Pourtant, nous ne pouvons pas vraiment qualifier Moïse d’« auteur » de la Torah. En vérité, aucun prophète n’est son propre auteur. Certains, comme David, ont pu dire : « L’esprit de D.ieu a parlé en moi et Sa parole est sur ma langue ».1 Il ne se sentait rien de plus qu’un conduit permettant au divin d’entrer dans ce monde. D’autres ont reçu d’En Haut des visions ou des rêves afin qu’ils puissent transmettre un message au peuple.2
Il n’y avait pas de sens du moi dans les paroles de Moïse – comme nous le voyons, il se réfère à lui-même à la troisième personne.Mais la prophétie de Moïse se situe à un tout autre niveau. Ses paroles n’étaient pas enveloppées d’allégories et de métaphores mais étaient des instructions directes, des articulations précises de la voix divine qui précéda l’univers. Il n’y avait aucun sens du moi dans les paroles de Moïse – comme nous le voyons, il se réfère à lui-même à la troisième personne, décrivant sa naissance et les événements de sa vie objectivement, comme s’il parlait de quelqu’un d’autre.3
C’est ce que D.ieu veut dire lorsqu’il dit à Miriam et Aaron : « C’est bouche à bouche que Je lui parle ».4 C’est également ce que veut dire le Talmud lorsqu’il affirme que « D.ieu dictait et Moïse écrivait ».5
Qu’en est-il des huit derniers versets de la Torah, qui décrivent la mort de Moïse ? Le Talmud rapporte deux opinions.6 Rabbi Yehouda affirme que ces derniers versets ont été écrits par Josué, l’élève et le successeur de Moïse. Rabbi Shimon est d’un avis différent et dit : « Jusqu’à ce point, le Saint, Béni soit-Il, dictait et Moïse répétait après Lui et écrivait le texte. À partir de ce point, le Saint, Béni soit-Il, dictait et Moïse écrivait avec des larmes. »
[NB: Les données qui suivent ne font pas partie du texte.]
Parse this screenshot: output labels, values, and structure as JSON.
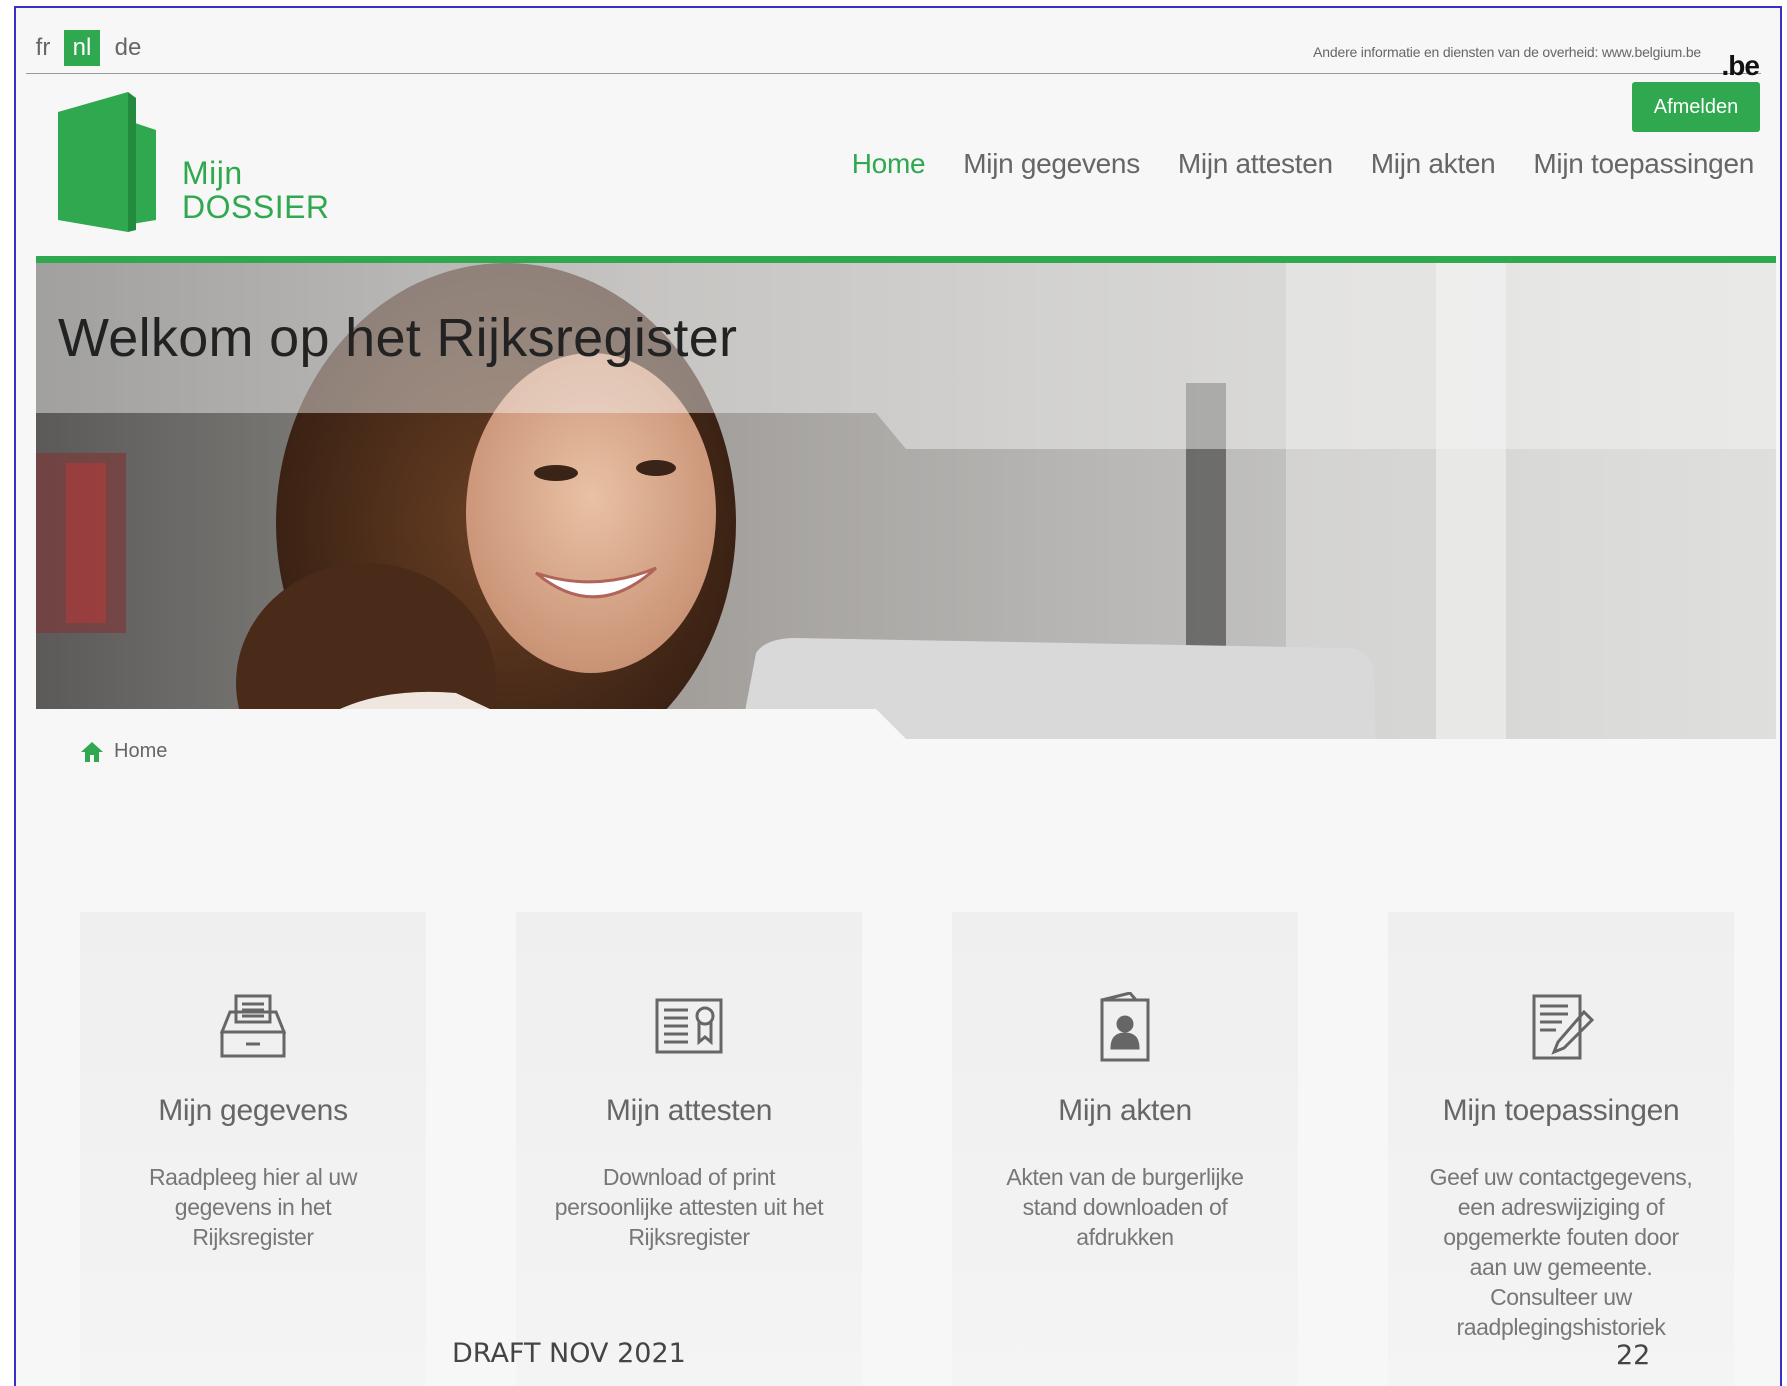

Quand Moïse a-t-il écrit la Torah ?
Quand Moïse a-t-il écrit tout cela ? Le Talmud donne deux opinions sur ce sujet également. L’une est qu’il a écrit des rouleaux séparés au fur et à mesure que les choses se déroulaient au cours de la période de quarante ans dans le désert, et qu’il ne les a cousus ensemble qu’à la fin de sa vie. L’autre est qu’il a écrit les cinq livres à la fin de sa vie.7
Jusqu’à la fin du XVIIe siècle, l’origine divine de la Torah était incontestée. Les érudits et les hommes d’État européens la citaient bien plus que toute autre source, car elle était considérée comme un texte de la plus haute autorité. C’est pourquoi la plupart de ce que nous considérons comme les « valeurs des Lumières » trouvent leur source dans la Torah.8
Aux 18e et 19e siècles, certains érudits laïques ont tenté de dater la rédaction de la Torah à une époque beaucoup plus tardive. Le plus connu d’entre eux était Julius Wellhausen, qui affirmait qu’il s’agissait d’un faux, l’œuvre de prêtres canonisateurs dans les premières années du second Temple, assemblant des écrits de plusieurs traditions. C’est ce qu’on appelle généralement « l’Hypothèse documentaire », une tentative de reconstruire l’évolution du texte, un peu comme si l’on essayait de démêler une entité que l’on considère comme un œuf brouillé.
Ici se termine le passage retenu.